Updates in Story (and life)
A lot has happened over the course of this trip. It’s been very emotional at times and I’ve had to think a lot about my family and my future. Because the source material of this project is literally my life, a lot of where I wanted to go with this story has changed.
Before, the main focus of this story was going to be queerness. However, that feels a bit disingenuous; figuring out my identity was a struggle and affected me and my home life a lot, but it was never the biggest thing on my mind. I think I want it to be a lesser focus, and instead have the family’s relationship with each other take the spotlight. If this were a feature-length film, I’d dedicate more screentime to the other family members, and likely change the structure, but for the sake of this opening there’s really only a few changes.
Instead of a love interest going with Opal to see their family, it’s their older sibling picking them up from the train station (to go see their family). Also, I still plan on cutting to Incandescent, with the sound in the background being the parents fighting. Again, if this were longer I would change the structure, but for the sake of a two-minute opening I think it’s a solid device that will generate interest.

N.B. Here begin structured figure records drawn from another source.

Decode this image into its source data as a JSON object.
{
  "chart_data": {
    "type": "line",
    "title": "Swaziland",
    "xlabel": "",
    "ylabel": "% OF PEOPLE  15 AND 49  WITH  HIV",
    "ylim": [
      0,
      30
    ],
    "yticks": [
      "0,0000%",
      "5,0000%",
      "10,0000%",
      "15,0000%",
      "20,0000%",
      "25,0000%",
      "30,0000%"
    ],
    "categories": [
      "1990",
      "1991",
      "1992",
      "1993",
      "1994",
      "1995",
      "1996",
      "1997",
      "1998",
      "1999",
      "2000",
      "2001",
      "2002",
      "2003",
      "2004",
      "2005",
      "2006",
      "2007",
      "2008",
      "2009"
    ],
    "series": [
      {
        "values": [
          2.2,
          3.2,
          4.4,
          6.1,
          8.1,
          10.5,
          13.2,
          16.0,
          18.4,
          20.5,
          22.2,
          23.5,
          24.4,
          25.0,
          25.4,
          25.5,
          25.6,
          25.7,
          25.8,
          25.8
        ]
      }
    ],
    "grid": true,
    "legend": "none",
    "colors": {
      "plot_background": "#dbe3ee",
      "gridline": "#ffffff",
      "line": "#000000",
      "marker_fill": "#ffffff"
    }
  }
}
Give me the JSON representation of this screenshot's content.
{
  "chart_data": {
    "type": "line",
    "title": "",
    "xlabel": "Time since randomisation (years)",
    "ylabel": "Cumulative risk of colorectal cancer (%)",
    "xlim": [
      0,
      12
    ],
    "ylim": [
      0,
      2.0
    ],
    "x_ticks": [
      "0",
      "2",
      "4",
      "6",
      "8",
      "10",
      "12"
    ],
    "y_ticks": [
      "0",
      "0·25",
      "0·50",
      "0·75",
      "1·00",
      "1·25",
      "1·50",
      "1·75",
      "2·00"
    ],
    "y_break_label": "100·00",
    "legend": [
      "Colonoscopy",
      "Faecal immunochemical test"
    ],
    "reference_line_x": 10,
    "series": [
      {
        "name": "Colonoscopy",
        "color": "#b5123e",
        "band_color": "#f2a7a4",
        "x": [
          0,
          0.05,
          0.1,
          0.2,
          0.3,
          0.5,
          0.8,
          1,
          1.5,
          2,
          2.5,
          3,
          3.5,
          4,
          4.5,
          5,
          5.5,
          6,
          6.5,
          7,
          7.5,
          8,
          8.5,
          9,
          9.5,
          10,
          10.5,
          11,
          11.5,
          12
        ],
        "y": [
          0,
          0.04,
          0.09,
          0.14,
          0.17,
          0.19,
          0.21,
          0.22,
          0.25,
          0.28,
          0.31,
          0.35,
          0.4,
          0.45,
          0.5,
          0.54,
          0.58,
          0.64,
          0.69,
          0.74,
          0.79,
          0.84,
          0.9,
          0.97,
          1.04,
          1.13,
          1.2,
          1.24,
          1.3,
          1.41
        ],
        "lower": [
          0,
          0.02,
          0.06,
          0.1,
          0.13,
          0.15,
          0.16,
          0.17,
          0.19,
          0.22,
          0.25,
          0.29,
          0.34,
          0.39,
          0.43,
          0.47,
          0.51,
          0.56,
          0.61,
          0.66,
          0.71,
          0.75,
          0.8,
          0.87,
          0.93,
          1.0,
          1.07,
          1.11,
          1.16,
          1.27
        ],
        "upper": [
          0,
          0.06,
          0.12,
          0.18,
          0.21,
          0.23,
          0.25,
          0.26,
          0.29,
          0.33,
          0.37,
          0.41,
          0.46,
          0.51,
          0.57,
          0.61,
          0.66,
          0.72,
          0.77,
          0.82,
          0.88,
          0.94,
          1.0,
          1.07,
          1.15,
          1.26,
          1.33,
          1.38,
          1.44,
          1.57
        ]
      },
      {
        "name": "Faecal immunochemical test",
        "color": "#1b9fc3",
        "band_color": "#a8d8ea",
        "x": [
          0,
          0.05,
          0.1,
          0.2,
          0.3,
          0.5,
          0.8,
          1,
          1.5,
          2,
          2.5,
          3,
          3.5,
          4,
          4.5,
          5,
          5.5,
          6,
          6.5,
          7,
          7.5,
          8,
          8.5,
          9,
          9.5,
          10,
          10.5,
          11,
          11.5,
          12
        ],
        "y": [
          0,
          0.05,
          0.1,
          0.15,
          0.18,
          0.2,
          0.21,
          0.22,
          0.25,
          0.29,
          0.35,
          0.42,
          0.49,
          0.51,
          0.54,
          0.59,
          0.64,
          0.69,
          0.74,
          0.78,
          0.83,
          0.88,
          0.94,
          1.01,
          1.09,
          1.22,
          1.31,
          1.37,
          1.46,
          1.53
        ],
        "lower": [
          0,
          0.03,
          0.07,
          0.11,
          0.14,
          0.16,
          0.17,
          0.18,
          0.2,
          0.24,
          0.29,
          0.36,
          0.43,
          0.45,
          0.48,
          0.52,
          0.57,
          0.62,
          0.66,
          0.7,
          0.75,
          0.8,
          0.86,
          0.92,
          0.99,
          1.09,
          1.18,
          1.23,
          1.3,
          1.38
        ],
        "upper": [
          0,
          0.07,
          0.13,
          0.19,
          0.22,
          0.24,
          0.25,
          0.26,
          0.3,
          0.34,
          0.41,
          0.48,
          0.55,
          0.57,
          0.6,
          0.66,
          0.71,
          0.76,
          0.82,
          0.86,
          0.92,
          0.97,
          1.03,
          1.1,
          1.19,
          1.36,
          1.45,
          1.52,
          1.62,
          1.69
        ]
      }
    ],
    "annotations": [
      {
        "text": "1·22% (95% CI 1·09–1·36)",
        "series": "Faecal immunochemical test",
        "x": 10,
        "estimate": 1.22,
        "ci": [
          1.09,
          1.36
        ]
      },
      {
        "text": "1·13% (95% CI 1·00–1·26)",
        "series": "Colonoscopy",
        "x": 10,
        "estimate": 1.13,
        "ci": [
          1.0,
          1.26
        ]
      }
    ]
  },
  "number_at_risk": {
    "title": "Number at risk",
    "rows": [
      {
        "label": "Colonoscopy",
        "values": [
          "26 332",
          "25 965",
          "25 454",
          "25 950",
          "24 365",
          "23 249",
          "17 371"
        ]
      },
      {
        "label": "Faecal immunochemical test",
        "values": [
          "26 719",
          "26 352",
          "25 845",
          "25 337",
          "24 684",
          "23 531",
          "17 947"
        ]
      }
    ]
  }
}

By the end of this week I will have developed a storyboard and detailed description of the plot, along with a timeline. But the rest of this post will be dedicated to two films I mentioned last time, Brokeback Mountain and Moonlight.
Film Studies
Content
The first thing I want to talk about is the overall story of each piece. Moonlight is about Chiron’s early life, in three different stages. My piece follows a similar structure, dividing the story in two stages, but the main difference is that each point in Chiron’s life is a specific range of time; a couple of days or weeks, after which it skips to about a decade or so later. Mine is kind of all over the place; Incandescent takes place during the “early years”, but that’s so vague. It makes more sense to keep it to one time frame, which will be Opal’s senior year of high school. Iridescent is a period lasting decades, which I’m not completely opposed to, as it juxtaposes the one year quite well, but at this point I want to cut that part completely.
As a matter of fact, as I write this section of the post, I’ve come to disagree with what I wrote earlier, regarding not changing the structure for the opening at all. Firstly, I finally landed on a title; Incandescent. Instead of it being just a piece of the story, it will be the entire story. I don’t feel as though I have enough life experience to write a version of me that doesn’t even exist yet. I will also follow Moonlight’s example of a triadic structure, though the points in time will be much closer.
Back to content, I found that Brokeback Mountain’s isolation of Jack and Ennis in the beginning is an interesting way to bring characters together, and might be something I would try to explore for the first act, but it’s not really something I think I can tie into the plan I already have for the opening. I can isolate Sam when it cuts to him, but using isolation to develop one character is much different than using it to develop a relationship like Jack and Ennis’. I also like how Brokeback takes place over a long period of time, as long-term stories are definitely something I want to explore when I write as an adult. However, for reasons stated in the previous paragraph, that is no longer something I want to do for Incandescent.
Opening
What I found especially interesting between those two films and my ideas was the difference between what each wanted to establish. Brokeback used a series of Wide and Extreme Wide Shots throughout the first two minutes to establish setting. The serene, picturesque mountain range dwarfs Ennis, and it also juxtaposes the loud train that runs by Joe Aguirre’s drab office. It makes Ennis seem almost insignificant.
On the other hand, Moonlight uses it first two minutes to establish character. Interestingly, it establishes a side character, Juan. Juan is practically Chiron’s father in the movie, and his position is established with one continuous opening shot, following him exiting a car to check in with one of his drug dealers. The camera often winds around the scene’s action (a technique used a lot throughout the film) as Juan seems unbothered by the argument going on in front of him.
Of the two, Moonlight is more closely related to my own ideas, as I wanted to establish a character with my opening, but it gave me an interesting alternative. Instead of focusing on Opal, I could focus on a supporting character. This had influenced my decision to focus on a love interest in Tuesday’s post, which will now be changed to an older sibling. In terms of cinematography, I don’t find the continuous shot to be very appealing. It’s not very practical for the level of equipment I have access to, and besides that I don’t really like the technique very much. I do like the Extreme Wide Shots, and I think I will use them, but I don’t want to dedicate my entire two minutes to establishing setting. If anything it’ll just be one or two shots.
Takeaways
I’ve found a lot of inspiration in these films. Not just for my opening, but for the overarching story. But now that I’ve decided to shift my focus to include more of Opal’s family, I want to look for films that center around a single character while developing a supporting group. Doing so won’t be of much value to my opening, as I only need to hint towards those themes, but I would like to treat the project as if I were actually filming all of it.